Life skills are regarded as independent living skills or daily living skills. It is also important to include executive function or thinking skills such as organising, planning, prioritising and decision making.
Categories of life skills include: 
•    Self-advocacy
•    Personal finance
•    Transport and community involvement
•    Leisure and recreation opportunities and activities
•    Home living skills
•    Career path and employment.
•    Relationships and Sexuality Education, including friendships
Effective teaching of issues around life skills and sexuality education involves close collaboration between schools and parents to ensure messages are clear for autistic students. This session will examine the impact of adolescence on young autistic people and examine the broad definition of life skills, within the contexts of work, leisure, and personal care, and how difficulties may directly affect the development of life skills. Participants will be shown how to incorporate behavioural interventions with visual strategies to help autistic teenagers cope with some of the typical issues of adolescence and the acquisition of life skills. 
It will also focus on the delivery of relationships and sexuality education for autistic students.    
Participants will:
•    Have a greater understanding of how difficulties may affect the development of life skills in work, leisure, and personal care.
•    Learn and develop methods to assess and teach life skills in the School and family environment.
•    Be more able to facilitate students to achieve greater independence in relevant daily activities such as play, work tasks, personal hygiene, toileting, and organisational skills. 
•    Have an increased understanding of the opportunities available to improve and develop students’ life skills within the school and home environment.
•    Understand the impact of adolescence on autistic students.
•    Learn some strategies involving behavioural and visual strategies that will provide supports to autistic adolescents.
•    Provide strategies for the delivery of sex and relationships education to autistic students.

Notes

Location

Limerick Educate Together Secondary School

Get Directions
Joan McDonald

Joan McDonald

Joan is a second level science teacher working independently as Posautive.
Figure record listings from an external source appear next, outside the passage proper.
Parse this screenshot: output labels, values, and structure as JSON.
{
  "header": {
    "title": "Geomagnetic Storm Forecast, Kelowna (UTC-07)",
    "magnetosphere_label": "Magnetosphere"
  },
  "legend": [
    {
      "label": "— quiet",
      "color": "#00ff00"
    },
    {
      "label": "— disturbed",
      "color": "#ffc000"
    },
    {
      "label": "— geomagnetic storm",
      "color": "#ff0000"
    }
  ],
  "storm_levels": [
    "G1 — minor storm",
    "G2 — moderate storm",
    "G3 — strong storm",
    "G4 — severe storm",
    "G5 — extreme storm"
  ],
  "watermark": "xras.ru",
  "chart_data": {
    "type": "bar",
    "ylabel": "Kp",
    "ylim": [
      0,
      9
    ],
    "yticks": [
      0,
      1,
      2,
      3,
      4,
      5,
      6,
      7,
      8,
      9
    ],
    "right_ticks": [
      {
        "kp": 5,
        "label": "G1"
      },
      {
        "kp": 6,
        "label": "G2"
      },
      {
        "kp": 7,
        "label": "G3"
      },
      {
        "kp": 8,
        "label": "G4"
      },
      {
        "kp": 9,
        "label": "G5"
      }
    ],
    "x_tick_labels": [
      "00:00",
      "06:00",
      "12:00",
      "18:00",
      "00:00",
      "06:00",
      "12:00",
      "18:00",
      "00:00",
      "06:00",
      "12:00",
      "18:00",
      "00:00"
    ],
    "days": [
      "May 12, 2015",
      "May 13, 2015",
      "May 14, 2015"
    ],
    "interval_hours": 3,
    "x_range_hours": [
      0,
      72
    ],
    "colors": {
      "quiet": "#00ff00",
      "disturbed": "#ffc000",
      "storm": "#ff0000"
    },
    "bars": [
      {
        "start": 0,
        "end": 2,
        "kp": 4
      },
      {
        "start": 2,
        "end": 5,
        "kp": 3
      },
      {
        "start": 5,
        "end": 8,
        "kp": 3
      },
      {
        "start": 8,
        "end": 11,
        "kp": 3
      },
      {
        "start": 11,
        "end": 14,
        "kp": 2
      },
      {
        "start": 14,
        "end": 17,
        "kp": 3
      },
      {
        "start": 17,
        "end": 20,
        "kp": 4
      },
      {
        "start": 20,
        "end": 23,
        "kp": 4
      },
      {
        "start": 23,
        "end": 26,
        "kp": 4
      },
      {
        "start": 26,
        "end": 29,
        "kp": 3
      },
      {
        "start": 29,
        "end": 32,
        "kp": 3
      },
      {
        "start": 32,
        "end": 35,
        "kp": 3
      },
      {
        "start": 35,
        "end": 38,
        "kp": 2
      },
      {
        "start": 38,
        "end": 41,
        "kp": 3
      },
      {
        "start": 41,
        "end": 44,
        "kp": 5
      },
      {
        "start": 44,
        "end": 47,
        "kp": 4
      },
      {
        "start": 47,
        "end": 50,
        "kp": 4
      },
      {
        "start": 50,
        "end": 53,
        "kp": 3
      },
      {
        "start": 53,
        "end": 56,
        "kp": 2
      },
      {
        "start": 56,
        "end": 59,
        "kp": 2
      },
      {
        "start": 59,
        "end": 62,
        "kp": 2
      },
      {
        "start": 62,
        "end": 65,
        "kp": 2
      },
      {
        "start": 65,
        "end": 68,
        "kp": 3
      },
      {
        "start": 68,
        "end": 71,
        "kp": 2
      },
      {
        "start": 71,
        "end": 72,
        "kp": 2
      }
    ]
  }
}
Following many years teaching in mainstream classrooms, Joan worked on individual planning in centres for adults with learning disabilities and those with mental health struggles. She, then, became one of the first SENOs in Ireland, observing and providing school supports for students with atypical needs across eighty rural schools. While studying for an M.Ed. in Autism, Joan was taught by and met a variety of autistic adults, which ultimately led to her own autism assessment. Prior to meeting such a diverse range of autistic people, Joan would only have recognised autism in people with profound and complex support needs. Joan is passionate about using students’ interests to support autistic learners of all levels of cognitive ability to access education and contented lives. She currently works on a variety of projects with agencies such as Middletown Centre for Autism, Dublin City University, Nua Healthcare, Fingal Libraries. In recent years, creating and delivering the Posauteen and Posaudult courses to help autistic people understand and advocate for themselves has been a major focus of Joan’s time.